In 2023, the OU gave its first kosher certification for cultured meat to an Israeli startup that solved the extraction problem by culturing cells from a fertilized chicken egg. Since eggs are kosher, the resulting meat is considered kosher. Another Israeli company, Aleph Farms, produces beef cultured from a fertilized cow egg and is pursuing kosher certification.
Is It Meat?
The other central question posed by synthetic meat is whether Jewish law considers it actual meat. This matters for Jews who observe laws about eating meat and dairy products together. If Jewish law doesn’t consider cultivated beef to be meat, then it should be permitted to eat it with cheese.
Rabbis are divided on this question. In 2022, the Israeli daily Israel Hayom reported that a handful of Israeli rabbis had ruled that since fertilized chicken eggs and pre-embryonic cow cells are not considered meat, the meat products derived from them in a laboratory should not be considered meat either. As a result, there’s no reason why they shouldn’t be eaten with dairy. “Despite the end product’s external similarity to meat products, it is no different in essence to the plant-based meat substitutes on the market,” the rabbis said.
Israeli Chief Rabbi David Lau also endorsed this position, ruling that meat produced by Aleph Farms is pareve — that is, neither meat nor dairy — and can therefore be eaten with dairy products. However, Lau introduced an important caveat, determining that this is so only if the product is not marketed as “meat” and is not made to look and taste like regular meat. Lau’s qualifications are rooted in the concern for marit ayin, a rabbinic principle that calls for one to avoid even the appearance of violating the law.

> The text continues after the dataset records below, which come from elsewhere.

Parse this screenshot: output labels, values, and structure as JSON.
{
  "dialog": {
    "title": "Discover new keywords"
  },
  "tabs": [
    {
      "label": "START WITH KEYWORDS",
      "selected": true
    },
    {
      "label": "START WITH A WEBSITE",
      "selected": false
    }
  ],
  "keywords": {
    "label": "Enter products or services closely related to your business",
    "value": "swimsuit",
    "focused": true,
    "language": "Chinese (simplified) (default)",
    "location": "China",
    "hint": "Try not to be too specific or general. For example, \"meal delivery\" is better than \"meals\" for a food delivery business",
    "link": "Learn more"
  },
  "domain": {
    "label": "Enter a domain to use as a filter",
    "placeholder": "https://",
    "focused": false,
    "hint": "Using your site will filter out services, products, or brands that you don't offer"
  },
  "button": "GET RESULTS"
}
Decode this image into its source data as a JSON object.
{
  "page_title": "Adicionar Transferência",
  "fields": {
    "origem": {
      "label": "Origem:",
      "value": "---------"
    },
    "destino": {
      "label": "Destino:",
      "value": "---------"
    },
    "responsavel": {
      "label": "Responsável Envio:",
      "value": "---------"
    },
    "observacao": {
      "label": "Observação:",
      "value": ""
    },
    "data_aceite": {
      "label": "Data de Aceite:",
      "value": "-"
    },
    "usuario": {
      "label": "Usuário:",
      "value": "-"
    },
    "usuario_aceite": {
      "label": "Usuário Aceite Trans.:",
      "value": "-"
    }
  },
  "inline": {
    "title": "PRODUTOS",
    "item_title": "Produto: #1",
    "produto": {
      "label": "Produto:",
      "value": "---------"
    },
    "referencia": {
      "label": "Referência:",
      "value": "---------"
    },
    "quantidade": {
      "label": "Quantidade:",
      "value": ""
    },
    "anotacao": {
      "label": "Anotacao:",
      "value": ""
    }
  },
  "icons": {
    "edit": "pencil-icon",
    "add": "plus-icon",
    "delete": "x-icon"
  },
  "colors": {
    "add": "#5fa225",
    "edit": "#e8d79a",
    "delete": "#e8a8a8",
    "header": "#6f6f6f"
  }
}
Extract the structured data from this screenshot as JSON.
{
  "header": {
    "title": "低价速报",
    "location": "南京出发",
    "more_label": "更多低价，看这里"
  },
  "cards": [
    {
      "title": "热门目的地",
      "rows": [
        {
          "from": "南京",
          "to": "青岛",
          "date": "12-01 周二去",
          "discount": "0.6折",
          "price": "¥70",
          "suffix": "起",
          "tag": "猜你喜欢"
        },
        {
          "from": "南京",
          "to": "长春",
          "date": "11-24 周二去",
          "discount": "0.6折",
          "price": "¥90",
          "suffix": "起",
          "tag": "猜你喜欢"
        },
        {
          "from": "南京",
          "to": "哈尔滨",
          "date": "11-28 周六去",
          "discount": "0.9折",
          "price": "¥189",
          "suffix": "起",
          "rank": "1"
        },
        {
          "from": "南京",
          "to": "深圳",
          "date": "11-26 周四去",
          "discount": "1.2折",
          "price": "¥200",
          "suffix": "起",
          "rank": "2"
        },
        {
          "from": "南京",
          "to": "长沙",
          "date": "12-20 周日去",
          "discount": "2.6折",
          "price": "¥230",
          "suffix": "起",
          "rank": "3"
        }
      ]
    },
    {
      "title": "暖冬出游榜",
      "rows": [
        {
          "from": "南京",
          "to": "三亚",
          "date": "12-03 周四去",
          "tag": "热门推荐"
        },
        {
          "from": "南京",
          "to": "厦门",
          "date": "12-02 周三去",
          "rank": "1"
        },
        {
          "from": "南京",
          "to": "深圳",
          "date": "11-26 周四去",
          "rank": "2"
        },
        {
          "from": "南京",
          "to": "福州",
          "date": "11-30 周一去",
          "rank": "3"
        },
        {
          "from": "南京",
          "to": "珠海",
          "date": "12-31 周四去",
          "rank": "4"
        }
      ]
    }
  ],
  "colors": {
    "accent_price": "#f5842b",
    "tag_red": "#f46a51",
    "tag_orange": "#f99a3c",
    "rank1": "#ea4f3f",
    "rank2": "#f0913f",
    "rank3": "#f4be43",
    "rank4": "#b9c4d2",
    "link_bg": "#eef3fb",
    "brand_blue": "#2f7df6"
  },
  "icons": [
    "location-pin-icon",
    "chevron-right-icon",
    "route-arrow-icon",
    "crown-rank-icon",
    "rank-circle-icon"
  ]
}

American rabbis have taken a more stringent view of this question. The OU has determined that cultured meat should be considered meat, as did the Conservative movement’s 2017 paper, which cited both marit ayin and the fear that kosher consumers might grow confused and wind up mixing actual meat with dairy. It also argued that in cases of doubt regarding a biblical prohibition (the ban on eating dairy and meat together derives directly from the Bible), the practice is to take a stringent approach.